Right after the attack, and for years afterwards, many rumors and misinformation have been widely reported as fact. In an attempt to correct these, Cullen details the lives of Dylan Klebold and Eric Harris — they are not loners, not a part of the Trench Coat Mafia, not targeting jocks or Christians. Cullen purports that Klebold and Harris were on the surface pretty normal high school kids. They had a group of friends, went to prom, held part-time jobs, played sports, applied to college. But underneath the surface, Harris was a
psychopath, demonstrating nine of the ten trademarks of one. Klebold was depressive and suicidal. Over the two years that they planned and practiced for the attack, their goal was to be bigger than Oklahoma City. And if they had been better bomb makers, they might have succeeded.
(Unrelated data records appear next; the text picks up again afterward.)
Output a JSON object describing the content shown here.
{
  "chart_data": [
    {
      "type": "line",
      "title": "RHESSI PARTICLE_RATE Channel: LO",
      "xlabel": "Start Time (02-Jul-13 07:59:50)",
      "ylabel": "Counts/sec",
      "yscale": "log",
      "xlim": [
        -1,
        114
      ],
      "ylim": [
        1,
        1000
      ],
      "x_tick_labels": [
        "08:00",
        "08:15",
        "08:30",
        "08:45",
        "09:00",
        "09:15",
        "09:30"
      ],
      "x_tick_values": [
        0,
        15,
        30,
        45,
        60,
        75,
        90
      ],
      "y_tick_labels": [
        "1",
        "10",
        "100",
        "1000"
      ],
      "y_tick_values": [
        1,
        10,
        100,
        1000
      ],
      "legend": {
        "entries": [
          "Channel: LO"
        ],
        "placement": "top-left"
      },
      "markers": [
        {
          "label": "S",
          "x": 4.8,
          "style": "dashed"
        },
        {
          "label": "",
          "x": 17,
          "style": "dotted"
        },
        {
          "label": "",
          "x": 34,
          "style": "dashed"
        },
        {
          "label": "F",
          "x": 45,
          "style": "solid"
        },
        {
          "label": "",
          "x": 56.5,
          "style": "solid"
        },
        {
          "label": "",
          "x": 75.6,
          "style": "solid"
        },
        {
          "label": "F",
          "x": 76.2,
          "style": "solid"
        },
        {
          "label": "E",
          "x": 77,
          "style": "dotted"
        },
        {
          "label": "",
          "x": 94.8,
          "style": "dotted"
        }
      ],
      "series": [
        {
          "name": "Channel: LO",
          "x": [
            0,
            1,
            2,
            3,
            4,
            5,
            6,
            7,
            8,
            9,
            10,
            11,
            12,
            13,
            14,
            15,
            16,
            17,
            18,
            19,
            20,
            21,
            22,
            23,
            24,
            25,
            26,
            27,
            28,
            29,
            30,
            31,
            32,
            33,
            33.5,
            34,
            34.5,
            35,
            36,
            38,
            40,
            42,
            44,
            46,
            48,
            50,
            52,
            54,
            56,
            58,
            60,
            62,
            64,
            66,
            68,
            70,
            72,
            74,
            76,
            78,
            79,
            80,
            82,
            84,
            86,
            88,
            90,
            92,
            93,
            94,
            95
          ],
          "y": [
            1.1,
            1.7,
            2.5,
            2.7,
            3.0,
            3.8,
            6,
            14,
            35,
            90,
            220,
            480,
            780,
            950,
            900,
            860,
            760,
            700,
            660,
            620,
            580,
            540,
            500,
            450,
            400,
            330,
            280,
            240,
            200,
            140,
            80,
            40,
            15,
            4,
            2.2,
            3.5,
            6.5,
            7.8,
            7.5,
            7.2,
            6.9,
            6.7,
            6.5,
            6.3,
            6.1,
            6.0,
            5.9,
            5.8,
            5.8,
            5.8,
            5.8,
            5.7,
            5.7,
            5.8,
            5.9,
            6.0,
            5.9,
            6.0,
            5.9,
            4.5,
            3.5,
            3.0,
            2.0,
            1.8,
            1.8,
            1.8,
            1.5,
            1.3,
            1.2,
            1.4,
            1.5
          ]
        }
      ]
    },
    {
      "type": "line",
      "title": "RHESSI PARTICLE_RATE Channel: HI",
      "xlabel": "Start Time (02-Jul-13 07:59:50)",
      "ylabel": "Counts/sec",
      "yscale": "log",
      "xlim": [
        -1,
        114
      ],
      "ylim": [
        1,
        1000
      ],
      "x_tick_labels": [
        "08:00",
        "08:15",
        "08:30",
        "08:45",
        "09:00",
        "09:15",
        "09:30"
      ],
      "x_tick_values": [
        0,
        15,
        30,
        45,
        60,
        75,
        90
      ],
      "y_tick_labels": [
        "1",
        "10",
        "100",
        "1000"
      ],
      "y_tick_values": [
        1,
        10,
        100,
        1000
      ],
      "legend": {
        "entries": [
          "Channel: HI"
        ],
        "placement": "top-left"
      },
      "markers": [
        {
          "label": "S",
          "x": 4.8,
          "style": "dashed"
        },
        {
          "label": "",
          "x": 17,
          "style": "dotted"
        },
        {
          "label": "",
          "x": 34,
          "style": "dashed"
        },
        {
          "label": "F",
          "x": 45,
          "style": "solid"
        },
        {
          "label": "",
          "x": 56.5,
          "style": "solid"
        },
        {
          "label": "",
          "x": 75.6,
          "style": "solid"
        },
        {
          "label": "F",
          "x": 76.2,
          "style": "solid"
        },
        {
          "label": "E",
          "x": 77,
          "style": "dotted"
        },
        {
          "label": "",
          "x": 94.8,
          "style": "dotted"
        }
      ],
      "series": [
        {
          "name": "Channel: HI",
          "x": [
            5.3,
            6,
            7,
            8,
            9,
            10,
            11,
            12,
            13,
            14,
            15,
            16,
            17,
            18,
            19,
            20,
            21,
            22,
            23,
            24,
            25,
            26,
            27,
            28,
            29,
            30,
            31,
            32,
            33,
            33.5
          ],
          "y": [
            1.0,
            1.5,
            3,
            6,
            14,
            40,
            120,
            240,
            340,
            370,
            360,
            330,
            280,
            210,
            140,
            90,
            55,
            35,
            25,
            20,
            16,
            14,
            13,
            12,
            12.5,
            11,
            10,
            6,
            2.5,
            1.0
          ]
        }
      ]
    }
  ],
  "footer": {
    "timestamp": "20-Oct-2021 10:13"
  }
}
Cullen looks at errors made by law enforcement, public reaction, and the healing that took place for the survivors, the injured, the community and the world. He examines Harris’ and Klebold’s parents, who have never spoken publicly about the attack before this book was released, but who are largely blamed for what their children did.
In the vein of Capote’s “In Cold Blood,” “Columbine” is a chilling look inside the minds of those who kill, a reminder to be watchful of those around us in a world that is often not what it seems.